O que é cateterismo intermitente?
O cateterismo intermitente (CI) refere-se à inserção regular de um cateter pela uretra ou por um canal na parede abdominal para auxiliar pacientes que não conseguem urinar espontaneamente a esvaziar a bexiga ou um reservatório urinário. Diferentemente de um cateter permanente, esse método não mantém o cateter dentro da bexiga continuamente; em vez disso, o cateter é inserido apenas quando há necessidade de urinar e removido imediatamente após o esvaziamento da bexiga.
Existem dois tipos principais: Cateterização Intermitente Estéril (SIC) e Cateterização Intermitente Limpa (CIC).
Cateterização Intermitente Estéril (SIC):
Realizado em condições relativamente estéreis, normalmente em ambiente hospitalar.
Cateterismo intermitente limpo (CIC):
Realizado em condições higiênicas, adequado para uso comunitário ou domiciliar, e executado pelo paciente ou por um cuidador.
Por que é considerado o "Padrão Ouro"?
Para pacientes com dificuldade para urinar, o cateterismo intermitente não é apenas um tratamento comum. É reconhecido pela Sociedade Internacional de Continência como o método preferencial e mais seguro para auxiliar pacientes com bexiga neurogênica a esvaziar a bexiga. É amplamente reconhecido na área como o "padrão ouro" (nível de evidência A).
O cateterismo intermitente regular permite que a bexiga se encha e esvazie de forma controlada, ajudando a manter a capacidade normal da bexiga e promovendo a recuperação da função de contração da bexiga.

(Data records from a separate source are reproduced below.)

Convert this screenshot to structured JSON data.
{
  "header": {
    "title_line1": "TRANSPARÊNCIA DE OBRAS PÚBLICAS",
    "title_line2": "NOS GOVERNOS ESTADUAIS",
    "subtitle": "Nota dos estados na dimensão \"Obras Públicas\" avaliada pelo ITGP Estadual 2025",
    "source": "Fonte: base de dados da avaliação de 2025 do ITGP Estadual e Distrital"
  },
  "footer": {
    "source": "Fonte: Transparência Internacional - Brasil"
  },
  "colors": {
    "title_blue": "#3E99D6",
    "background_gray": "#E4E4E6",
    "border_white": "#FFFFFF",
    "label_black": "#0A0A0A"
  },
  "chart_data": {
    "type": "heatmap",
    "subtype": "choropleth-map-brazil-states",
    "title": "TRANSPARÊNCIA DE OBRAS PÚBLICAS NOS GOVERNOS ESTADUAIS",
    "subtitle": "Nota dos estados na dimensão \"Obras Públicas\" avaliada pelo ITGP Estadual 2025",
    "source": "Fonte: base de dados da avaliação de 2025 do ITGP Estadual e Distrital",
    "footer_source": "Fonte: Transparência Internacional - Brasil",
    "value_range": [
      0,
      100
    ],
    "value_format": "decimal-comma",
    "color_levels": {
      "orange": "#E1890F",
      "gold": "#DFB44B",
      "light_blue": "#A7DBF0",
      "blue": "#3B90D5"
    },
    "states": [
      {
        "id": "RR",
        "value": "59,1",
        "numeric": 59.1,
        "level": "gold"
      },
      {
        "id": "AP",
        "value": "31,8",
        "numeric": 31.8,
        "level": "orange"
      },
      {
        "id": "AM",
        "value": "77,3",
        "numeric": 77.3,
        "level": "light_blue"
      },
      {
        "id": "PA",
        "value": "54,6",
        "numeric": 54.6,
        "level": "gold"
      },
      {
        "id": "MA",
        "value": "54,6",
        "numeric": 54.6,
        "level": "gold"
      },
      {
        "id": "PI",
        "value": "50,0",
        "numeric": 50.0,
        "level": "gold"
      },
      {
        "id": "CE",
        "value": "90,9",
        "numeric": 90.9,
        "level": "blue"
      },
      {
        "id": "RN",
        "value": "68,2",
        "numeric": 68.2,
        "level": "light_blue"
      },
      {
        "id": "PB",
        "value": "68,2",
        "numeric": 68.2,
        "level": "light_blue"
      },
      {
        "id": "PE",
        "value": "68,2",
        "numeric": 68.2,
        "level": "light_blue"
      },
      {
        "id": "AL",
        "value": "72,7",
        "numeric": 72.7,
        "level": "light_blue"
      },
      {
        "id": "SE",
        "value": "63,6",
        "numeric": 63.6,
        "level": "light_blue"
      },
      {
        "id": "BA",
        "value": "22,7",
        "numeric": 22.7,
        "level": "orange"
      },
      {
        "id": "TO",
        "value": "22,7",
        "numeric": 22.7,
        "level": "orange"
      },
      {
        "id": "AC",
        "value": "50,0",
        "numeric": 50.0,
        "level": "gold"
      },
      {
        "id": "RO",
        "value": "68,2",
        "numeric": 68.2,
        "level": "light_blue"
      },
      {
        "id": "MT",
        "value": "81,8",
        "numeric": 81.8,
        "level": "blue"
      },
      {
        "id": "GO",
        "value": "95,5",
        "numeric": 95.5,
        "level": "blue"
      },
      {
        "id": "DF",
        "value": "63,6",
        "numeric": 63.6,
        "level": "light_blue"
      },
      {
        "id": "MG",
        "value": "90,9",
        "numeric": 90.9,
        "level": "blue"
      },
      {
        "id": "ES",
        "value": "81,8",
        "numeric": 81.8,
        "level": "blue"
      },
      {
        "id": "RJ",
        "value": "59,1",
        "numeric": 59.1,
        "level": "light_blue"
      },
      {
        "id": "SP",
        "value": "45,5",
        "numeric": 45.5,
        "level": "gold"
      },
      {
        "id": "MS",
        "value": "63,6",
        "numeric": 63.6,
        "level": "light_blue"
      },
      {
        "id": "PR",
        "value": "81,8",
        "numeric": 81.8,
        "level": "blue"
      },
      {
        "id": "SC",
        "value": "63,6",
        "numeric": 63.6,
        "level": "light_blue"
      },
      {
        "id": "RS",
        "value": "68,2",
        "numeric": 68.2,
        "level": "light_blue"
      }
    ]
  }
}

Ao mesmo tempo, ajuda a remover rapidamente a urina residual, reduzindo significativamente o risco de infecções do sistema urinário e reprodutivo. Também pode melhorar a incontinência urinária, melhorando fundamentalmente a qualidade de vida do paciente.
Quais são as condições adequadas para o cateterismo intermitente?
- Problemas urinários causados por disfunções neurológicas, como a incapacidade de urinar de forma independente devido a lesão na medula espinhal, esclerose múltipla, tumores na coluna vertebral, etc.
- Disfunção não neurogênica da bexiga, como dificuldade para urinar causada por hiperplasia prostática benigna ou retenção urinária pós-parto.
- Obstrução da bexiga que leva ao esvaziamento incompleto da urina.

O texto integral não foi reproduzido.